The Jazz Age was well received overall, but some shrugged their shoulders as it was vocal free instrumental affair. There were a few audiences with the man himself at his plush Olympia HQ and the world moved on, as it does. However the movie director Baz Luhrmann liked what he heard and commissioned Ferry to provide a chunk of tunes for his high profile remake of The Great Gatsby. Further momentum followed with Ferry's cabaret cameo in the Netflix Weimar Republic drama, Berlin Babylon. Ferry enjoyed this experience so much that he has revisited 13 of his songs, 8 with vocals and remade and smudged them with echoes of Ellington, Armstrong and Weill; Working with a 13 piece band and string section it’s a dark and lush sequel to The Jazz Age.
Alphaville gets off to a strident start. The private members club mating call of the original slides easily into it’s new but retro furnishings. It’s like the disco’s mirror ball has been ousted by a chandelier. The tempo is chorus line clipped and it works. Reason or Rhyme dips hushed and unruffled with the banjo’s twang into an instrumental version of Sign Of The Times. The original tune is unrecognizable, but it showcases the completeness of the orchestra sound. The album itself sounds like its recorded in mono for authenticity but never sounds flat. Brass pops up like sandflies and Ferry’s voice has tactile grain in the mix.
The Ferry vocal style, its peculiarity dimmed by its familiarity, lacks the vigour of his pomp years, but in no way diminishes its presence Dark as black velvet, all-knowing and in places, sinister. The title track, a rework of the Country Life original, is made over as a taunting cabaret tune. The Bogus Man waltzing with Kurt Weill, you almost smell the fug of cigarette smoke. While My Heart’s Still Beating off Avalon, with its nods to Hodges & Bechet, and without its original studio vapour, is Ferry at his most bruised. It's one of the stand out versions.
Dance Away, the biggest hit of the songs included, double takes the ear as a jolly bandstand instrumental with an almost bank holiday air.
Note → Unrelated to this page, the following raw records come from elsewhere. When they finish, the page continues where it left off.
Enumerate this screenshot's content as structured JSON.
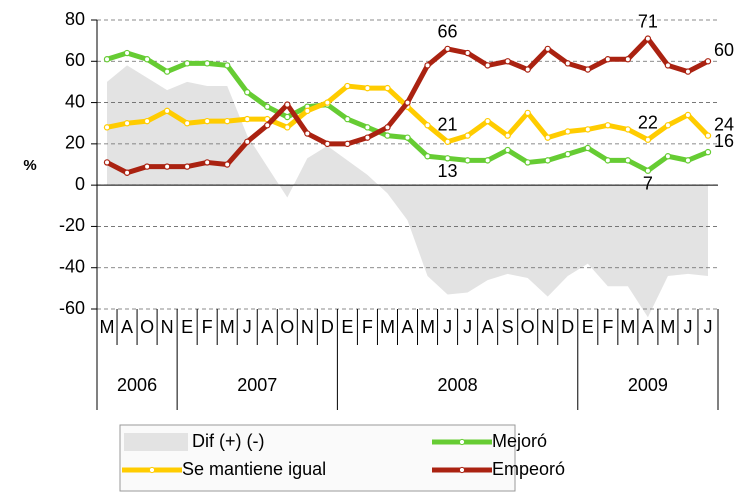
{
  "chart_data": {
    "type": "line",
    "y_label": "%",
    "categories": [
      "M",
      "A",
      "O",
      "N",
      "E",
      "F",
      "M",
      "J",
      "A",
      "O",
      "N",
      "D",
      "E",
      "F",
      "M",
      "A",
      "M",
      "J",
      "J",
      "A",
      "S",
      "O",
      "N",
      "D",
      "E",
      "F",
      "M",
      "A",
      "M",
      "J",
      "J"
    ],
    "years": [
      "2006",
      "2007",
      "2008",
      "2009"
    ],
    "series": [
      {
        "name": "Dif (+) (-)",
        "kind": "area",
        "color": "#e3e3e3",
        "values": [
          50,
          58,
          52,
          46,
          50,
          48,
          48,
          24,
          9,
          -6,
          13,
          19,
          12,
          5,
          -4,
          -17,
          -44,
          -53,
          -52,
          -46,
          -43,
          -45,
          -54,
          -44,
          -38,
          -49,
          -49,
          -64,
          -44,
          -43,
          -44
        ]
      },
      {
        "name": "Mejoró",
        "kind": "line",
        "color": "#66cc33",
        "values": [
          61,
          64,
          61,
          55,
          59,
          59,
          58,
          45,
          38,
          33,
          38,
          39,
          32,
          28,
          24,
          23,
          14,
          13,
          12,
          12,
          17,
          11,
          12,
          15,
          18,
          12,
          12,
          7,
          14,
          12,
          16
        ]
      },
      {
        "name": "Se mantiene igual",
        "kind": "line",
        "color": "#ffcc00",
        "values": [
          28,
          30,
          31,
          36,
          30,
          31,
          31,
          32,
          32,
          28,
          36,
          40,
          48,
          47,
          47,
          38,
          29,
          21,
          24,
          31,
          24,
          35,
          23,
          26,
          27,
          29,
          27,
          22,
          29,
          34,
          24
        ]
      },
      {
        "name": "Empeoró",
        "kind": "line",
        "color": "#aa2211",
        "values": [
          11,
          6,
          9,
          9,
          9,
          11,
          10,
          21,
          29,
          39,
          25,
          20,
          20,
          23,
          28,
          40,
          58,
          66,
          64,
          58,
          60,
          56,
          66,
          59,
          56,
          61,
          61,
          71,
          58,
          55,
          60
        ]
      }
    ],
    "ylim": [
      -60,
      80
    ],
    "yticks": [
      -60,
      -40,
      -20,
      0,
      20,
      40,
      60,
      80
    ],
    "grid": true
  }
}
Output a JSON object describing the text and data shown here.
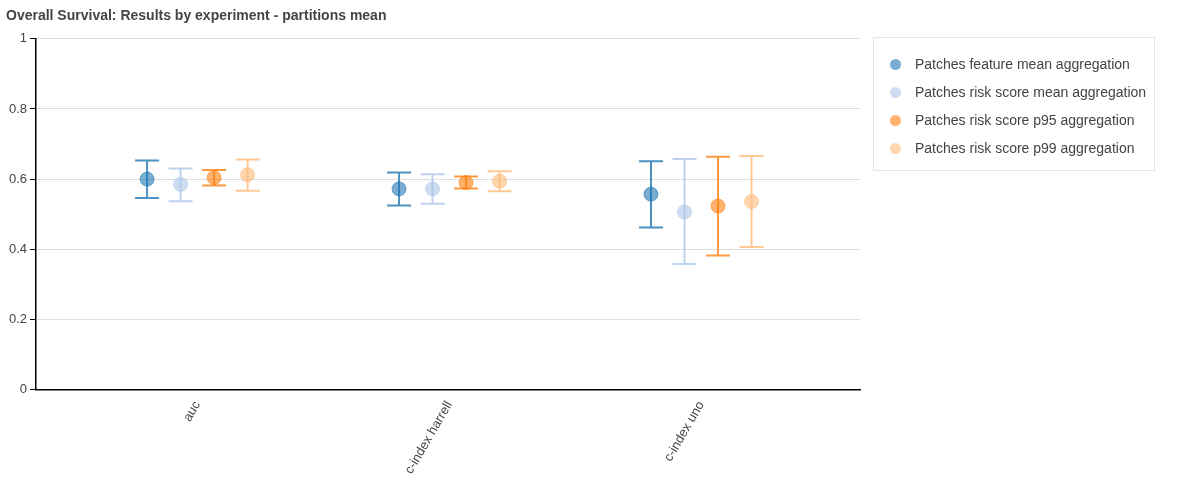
{
  "chart_data": {
    "type": "scatter",
    "title": "Overall Survival: Results by experiment - partitions mean",
    "categories": [
      "auc",
      "c-index harrell",
      "c-index uno"
    ],
    "series": [
      {
        "name": "Patches feature mean aggregation",
        "color": "#1f77b4",
        "values": [
          0.6,
          0.572,
          0.557
        ],
        "errors": [
          [
            0.546,
            0.653
          ],
          [
            0.525,
            0.619
          ],
          [
            0.462,
            0.651
          ]
        ]
      },
      {
        "name": "Patches risk score mean aggregation",
        "color": "#aec7e8",
        "values": [
          0.585,
          0.572,
          0.506
        ],
        "errors": [
          [
            0.537,
            0.63
          ],
          [
            0.53,
            0.614
          ],
          [
            0.358,
            0.657
          ]
        ]
      },
      {
        "name": "Patches risk score p95 aggregation",
        "color": "#ff7f0e",
        "values": [
          0.604,
          0.59,
          0.523
        ],
        "errors": [
          [
            0.582,
            0.626
          ],
          [
            0.573,
            0.607
          ],
          [
            0.382,
            0.664
          ]
        ]
      },
      {
        "name": "Patches risk score p99 aggregation",
        "color": "#ffbb78",
        "values": [
          0.612,
          0.594,
          0.536
        ],
        "errors": [
          [
            0.567,
            0.656
          ],
          [
            0.565,
            0.622
          ],
          [
            0.406,
            0.666
          ]
        ]
      }
    ],
    "ylim": [
      0,
      1
    ],
    "yticks": [
      0,
      0.2,
      0.4,
      0.6,
      0.8,
      1
    ],
    "grid": "y",
    "legend": "top right",
    "marker": "circle"
  }
}
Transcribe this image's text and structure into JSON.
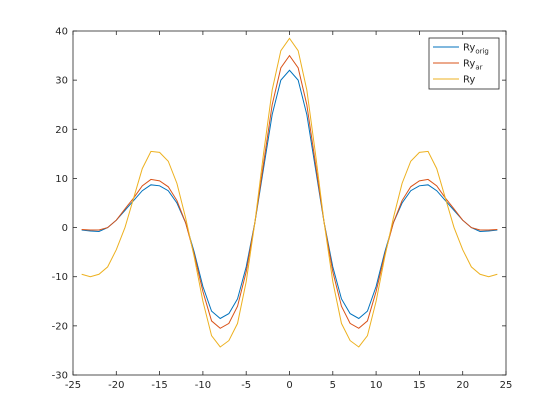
{
  "chart_data": {
    "type": "line",
    "x": [
      -24,
      -23,
      -22,
      -21,
      -20,
      -19,
      -18,
      -17,
      -16,
      -15,
      -14,
      -13,
      -12,
      -11,
      -10,
      -9,
      -8,
      -7,
      -6,
      -5,
      -4,
      -3,
      -2,
      -1,
      0,
      1,
      2,
      3,
      4,
      5,
      6,
      7,
      8,
      9,
      10,
      11,
      12,
      13,
      14,
      15,
      16,
      17,
      18,
      19,
      20,
      21,
      22,
      23,
      24
    ],
    "series": [
      {
        "name": "Ry",
        "subscript": "orig",
        "color": "#0072bd",
        "values": [
          -0.5,
          -0.7,
          -0.8,
          0,
          1.5,
          3.5,
          5.5,
          7.5,
          8.7,
          8.5,
          7.5,
          5,
          1,
          -5,
          -12,
          -17,
          -18.5,
          -17.5,
          -14.5,
          -8,
          1,
          12,
          23,
          30,
          32,
          30,
          23,
          12,
          1,
          -8,
          -14.5,
          -17.5,
          -18.5,
          -17,
          -12,
          -5,
          1,
          5,
          7.5,
          8.5,
          8.7,
          7.5,
          5.5,
          3.5,
          1.5,
          0,
          -0.8,
          -0.7,
          -0.5
        ]
      },
      {
        "name": "Ry",
        "subscript": "ar",
        "color": "#d95319",
        "values": [
          -0.4,
          -0.5,
          -0.5,
          0,
          1.5,
          3.8,
          6,
          8.5,
          9.8,
          9.5,
          8.3,
          5.5,
          1,
          -5.5,
          -13,
          -19,
          -20.5,
          -19.5,
          -16,
          -9,
          1,
          13,
          25,
          32.5,
          35,
          32.5,
          25,
          13,
          1,
          -9,
          -16,
          -19.5,
          -20.5,
          -19,
          -13,
          -5.5,
          1,
          5.5,
          8.3,
          9.5,
          9.8,
          8.5,
          6,
          3.8,
          1.5,
          0,
          -0.5,
          -0.5,
          -0.4
        ]
      },
      {
        "name": "Ry",
        "color": "#edb120",
        "values": [
          -9.5,
          -10,
          -9.5,
          -8,
          -4.5,
          0,
          6,
          12,
          15.5,
          15.3,
          13.5,
          9,
          2,
          -6,
          -15,
          -22,
          -24.3,
          -23,
          -19.5,
          -11,
          1,
          15,
          28,
          36,
          38.5,
          36,
          28,
          15,
          1,
          -11,
          -19.5,
          -23,
          -24.3,
          -22,
          -15,
          -6,
          2,
          9,
          13.5,
          15.3,
          15.5,
          12,
          6,
          0,
          -4.5,
          -8,
          -9.5,
          -10,
          -9.5
        ]
      }
    ],
    "xlim": [
      -25,
      25
    ],
    "xticks": [
      -25,
      -20,
      -15,
      -10,
      -5,
      0,
      5,
      10,
      15,
      20,
      25
    ],
    "ylim": [
      -30,
      40
    ],
    "yticks": [
      -30,
      -20,
      -10,
      0,
      10,
      20,
      30,
      40
    ],
    "grid": false,
    "legend": "top-right"
  }
}
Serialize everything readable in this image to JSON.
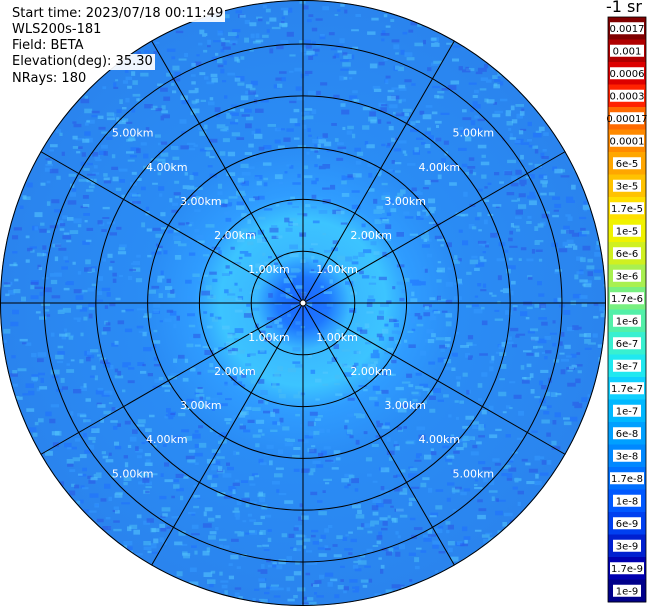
{
  "info": {
    "start_time": "Start time: 2023/07/18 00:11:49",
    "instrument": "WLS200s-181",
    "field": "Field: BETA",
    "elevation": "Elevation(deg): 35.30",
    "nrays": "NRays: 180"
  },
  "colors": {
    "background": "#ffffff",
    "grid": "#000000",
    "ring_label": "#ffffff"
  },
  "chart_data": {
    "type": "heatmap",
    "projection": "polar (PPI)",
    "field": "BETA",
    "unit_label": "-1 sr",
    "ring_labels": [
      "1.00km",
      "2.00km",
      "3.00km",
      "4.00km",
      "5.00km"
    ],
    "ring_distances_km": [
      1,
      2,
      3,
      4,
      5
    ],
    "max_range_km": 5.85,
    "spoke_angles_deg": [
      0,
      30,
      60,
      90,
      120,
      150,
      180,
      210,
      240,
      270,
      300,
      330
    ],
    "colorbar_labels": [
      "0.0017",
      "0.001",
      "0.0006",
      "0.0003",
      "0.00017",
      "0.0001",
      "6e-5",
      "3e-5",
      "1.7e-5",
      "1e-5",
      "6e-6",
      "3e-6",
      "1.7e-6",
      "1e-6",
      "6e-7",
      "3e-7",
      "1.7e-7",
      "1e-7",
      "6e-8",
      "3e-8",
      "1.7e-8",
      "1e-8",
      "6e-9",
      "3e-9",
      "1.7e-9",
      "1e-9"
    ],
    "colorbar_colors": [
      "#800000",
      "#b00000",
      "#dd0000",
      "#ff2200",
      "#ff6a00",
      "#ff8a00",
      "#ffa600",
      "#ffc200",
      "#ffdf00",
      "#f0f200",
      "#d0f020",
      "#a8f050",
      "#78f080",
      "#52f0a8",
      "#38f0d0",
      "#20e8f0",
      "#10d0ff",
      "#00b8ff",
      "#00a0ff",
      "#0088ff",
      "#0070ff",
      "#0058ff",
      "#0040f0",
      "#0020d0",
      "#0000b0",
      "#00008a"
    ],
    "radial_profile": [
      {
        "range_km": 0.0,
        "color": "#1a66ff"
      },
      {
        "range_km": 0.5,
        "color": "#1e78ff"
      },
      {
        "range_km": 0.9,
        "color": "#3ab8ff"
      },
      {
        "range_km": 1.6,
        "color": "#3cc4ff"
      },
      {
        "range_km": 2.1,
        "color": "#2f9cff"
      },
      {
        "range_km": 3.0,
        "color": "#2a8cf5"
      },
      {
        "range_km": 5.85,
        "color": "#2a84ee"
      }
    ]
  }
}
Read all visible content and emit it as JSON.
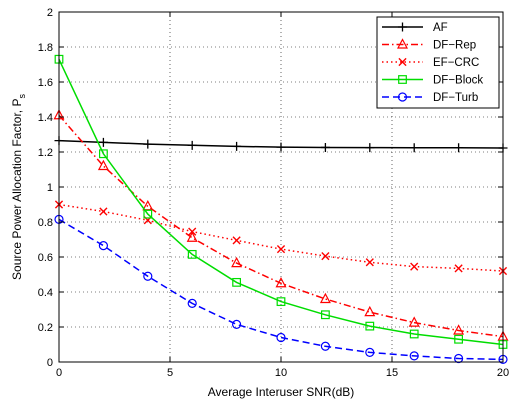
{
  "chart_data": {
    "type": "line",
    "xlabel": "Average Interuser SNR(dB)",
    "ylabel": "Source Power Allocation Factor, P",
    "ylabel_sub": "s",
    "xlim": [
      0,
      20
    ],
    "ylim": [
      0,
      2
    ],
    "x_ticks": [
      0,
      5,
      10,
      15,
      20
    ],
    "y_ticks": [
      0,
      0.2,
      0.4,
      0.6,
      0.8,
      1,
      1.2,
      1.4,
      1.6,
      1.8,
      2
    ],
    "x_tick_labels": [
      "0",
      "5",
      "10",
      "15",
      "20"
    ],
    "y_tick_labels": [
      "0",
      "0.2",
      "0.4",
      "0.6",
      "0.8",
      "1",
      "1.2",
      "1.4",
      "1.6",
      "1.8",
      "2"
    ],
    "grid": true,
    "legend_position": "top-right",
    "x": [
      0,
      2,
      4,
      6,
      8,
      10,
      12,
      14,
      16,
      18,
      20
    ],
    "series": [
      {
        "name": "AF",
        "color": "#000000",
        "dash": "solid",
        "marker": "plus",
        "values": [
          1.265,
          1.255,
          1.245,
          1.238,
          1.232,
          1.228,
          1.226,
          1.225,
          1.224,
          1.224,
          1.223
        ]
      },
      {
        "name": "DF−Rep",
        "color": "#ff0000",
        "dash": "dashdot",
        "marker": "triangle",
        "values": [
          1.41,
          1.12,
          0.89,
          0.71,
          0.565,
          0.45,
          0.36,
          0.285,
          0.225,
          0.18,
          0.145
        ]
      },
      {
        "name": "EF−CRC",
        "color": "#ff0000",
        "dash": "dotted",
        "marker": "x",
        "values": [
          0.9,
          0.86,
          0.81,
          0.745,
          0.695,
          0.645,
          0.605,
          0.57,
          0.545,
          0.535,
          0.52
        ]
      },
      {
        "name": "DF−Block",
        "color": "#00dd00",
        "dash": "solid",
        "marker": "square",
        "values": [
          1.73,
          1.19,
          0.845,
          0.615,
          0.455,
          0.345,
          0.27,
          0.205,
          0.16,
          0.13,
          0.1
        ]
      },
      {
        "name": "DF−Turb",
        "color": "#0000ff",
        "dash": "dashed",
        "marker": "circle",
        "values": [
          0.815,
          0.665,
          0.49,
          0.335,
          0.215,
          0.14,
          0.09,
          0.055,
          0.035,
          0.02,
          0.015
        ]
      }
    ]
  }
}
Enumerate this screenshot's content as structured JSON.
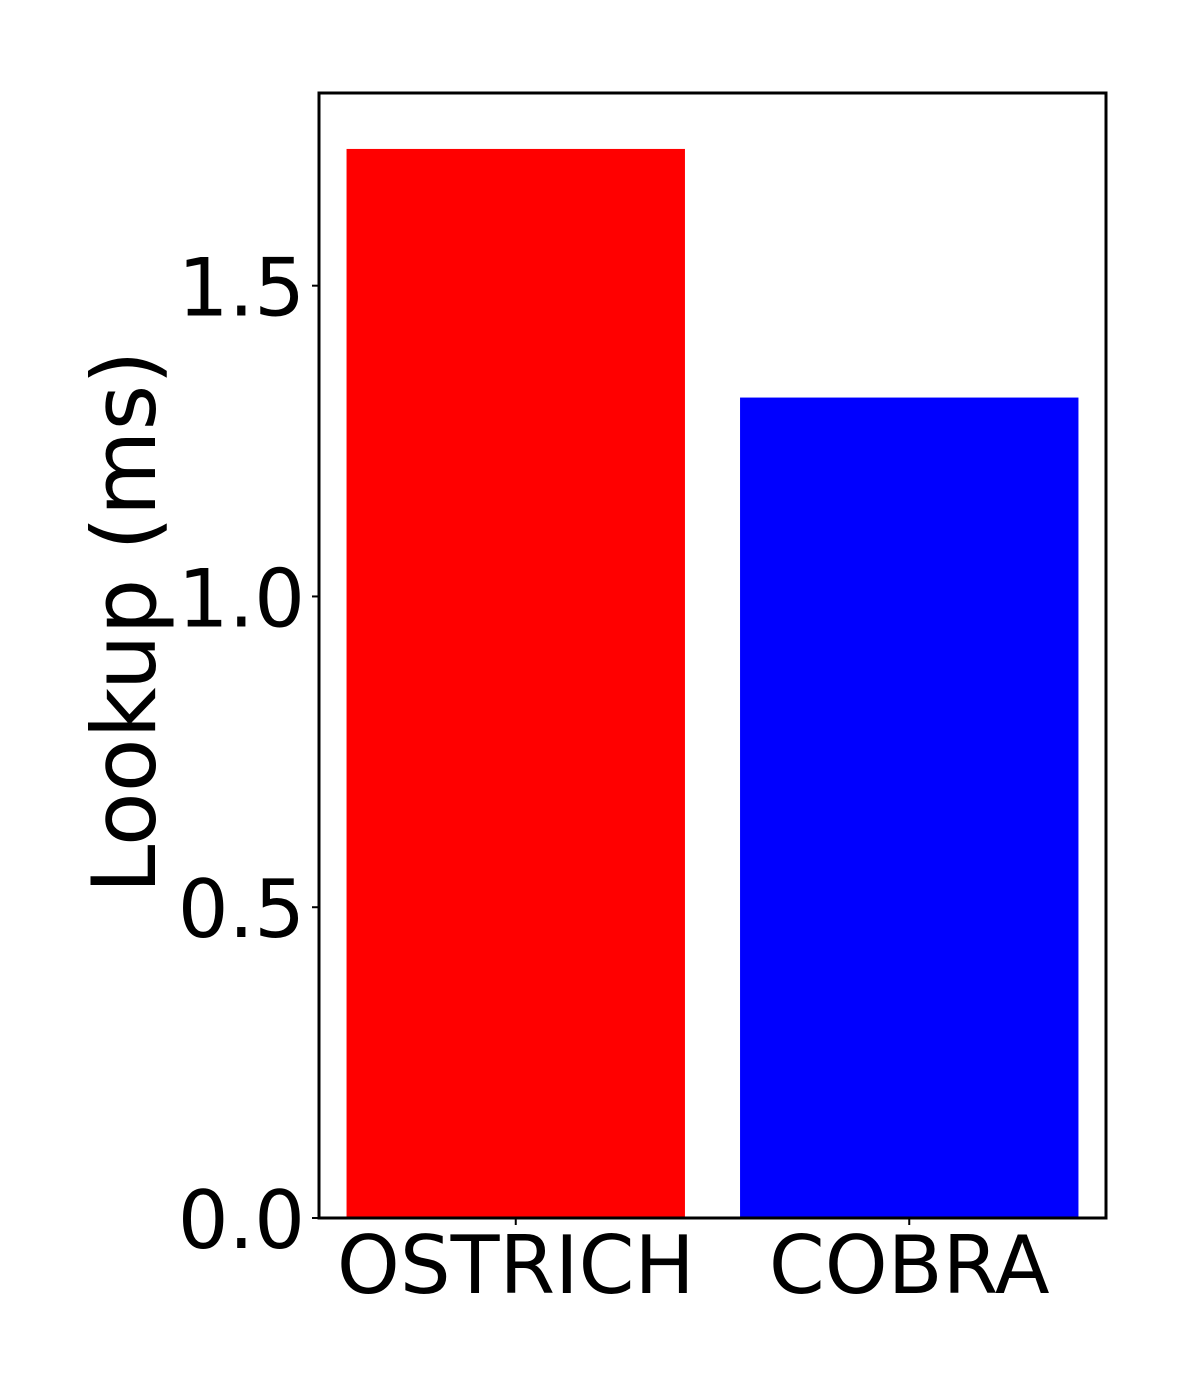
{
  "chart_data": {
    "type": "bar",
    "categories": [
      "OSTRICH",
      "COBRA"
    ],
    "values": [
      1.72,
      1.32
    ],
    "colors": [
      "#ff0000",
      "#0000ff"
    ],
    "xlabel": "",
    "ylabel": "Lookup (ms)",
    "ylim": [
      0,
      1.81
    ],
    "yticks": [
      0.0,
      0.5,
      1.0,
      1.5
    ],
    "ytick_labels": [
      "0.0",
      "0.5",
      "1.0",
      "1.5"
    ],
    "grid": false,
    "legend": "none"
  }
}
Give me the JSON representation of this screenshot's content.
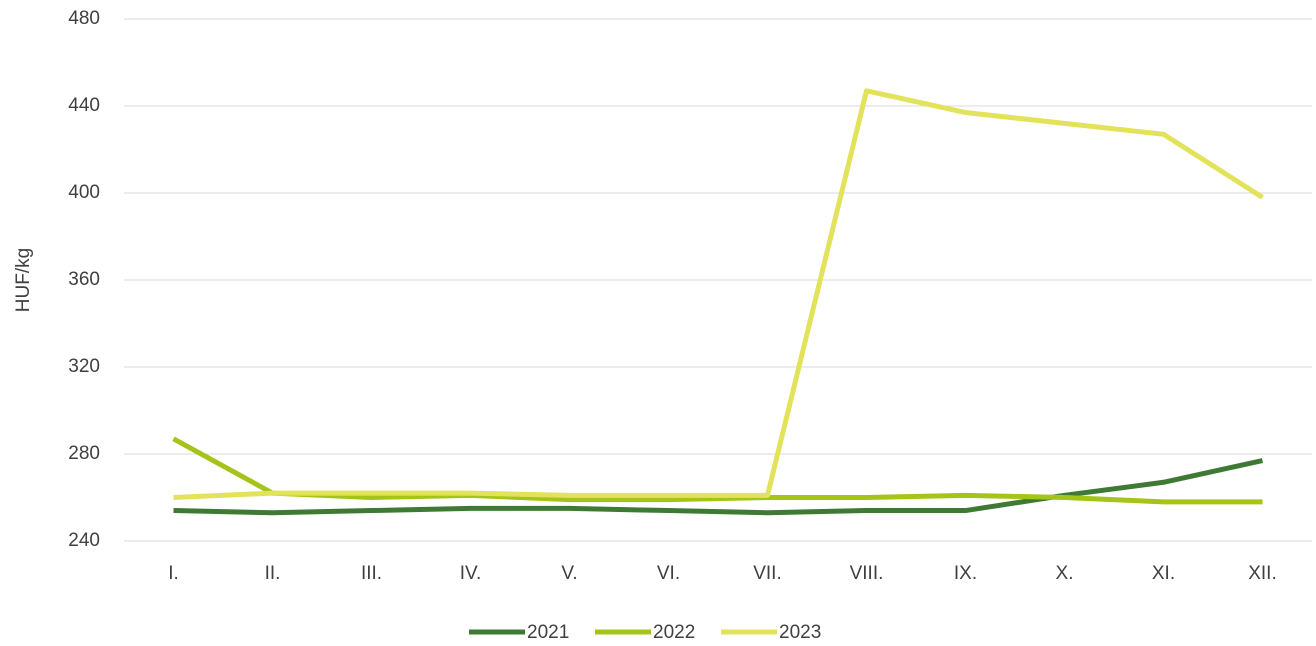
{
  "chart_data": {
    "type": "line",
    "y_label": "HUF/kg",
    "categories": [
      "I.",
      "II.",
      "III.",
      "IV.",
      "V.",
      "VI.",
      "VII.",
      "VIII.",
      "IX.",
      "X.",
      "XI.",
      "XII."
    ],
    "series": [
      {
        "name": "2021",
        "color": "#3f7a35",
        "values": [
          254,
          253,
          254,
          255,
          255,
          254,
          253,
          254,
          254,
          261,
          267,
          277
        ]
      },
      {
        "name": "2022",
        "color": "#a5c41a",
        "values": [
          287,
          262,
          260,
          261,
          259,
          259,
          260,
          260,
          261,
          260,
          258,
          258
        ]
      },
      {
        "name": "2023",
        "color": "#e2e35a",
        "values": [
          260,
          262,
          262,
          262,
          261,
          261,
          261,
          447,
          437,
          432,
          427,
          398
        ]
      }
    ],
    "ylim": [
      240,
      480
    ],
    "yticks": [
      240,
      280,
      320,
      360,
      400,
      440,
      480
    ],
    "grid": true,
    "legend": "bottom"
  }
}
Zamba is another deft rework. The deep pile synth sound of the original is replicated with strings and Ferry sounds more present the second time around.
Darkness returns in the closing double bill of Chance Meeting and Boys & Girls. Chance Meeting always had a self-conscious retro feel to it and fits easily. Its detached, spooky slo-mo mood is unbroken, the strings taking over at the fade out. Boys & Girls is an ominous waltz. Absent of studio veneer the lyrics are pushed into the front row. ‘And who is that crying in the street, Death is the friend I’ve yet to meet’. Ferry heads to the exit, his work done.
Bitter-Sweet is fastidious and curious and all of a piece and a reminder, if so needed why Bryan Ferry at his best is one of the best.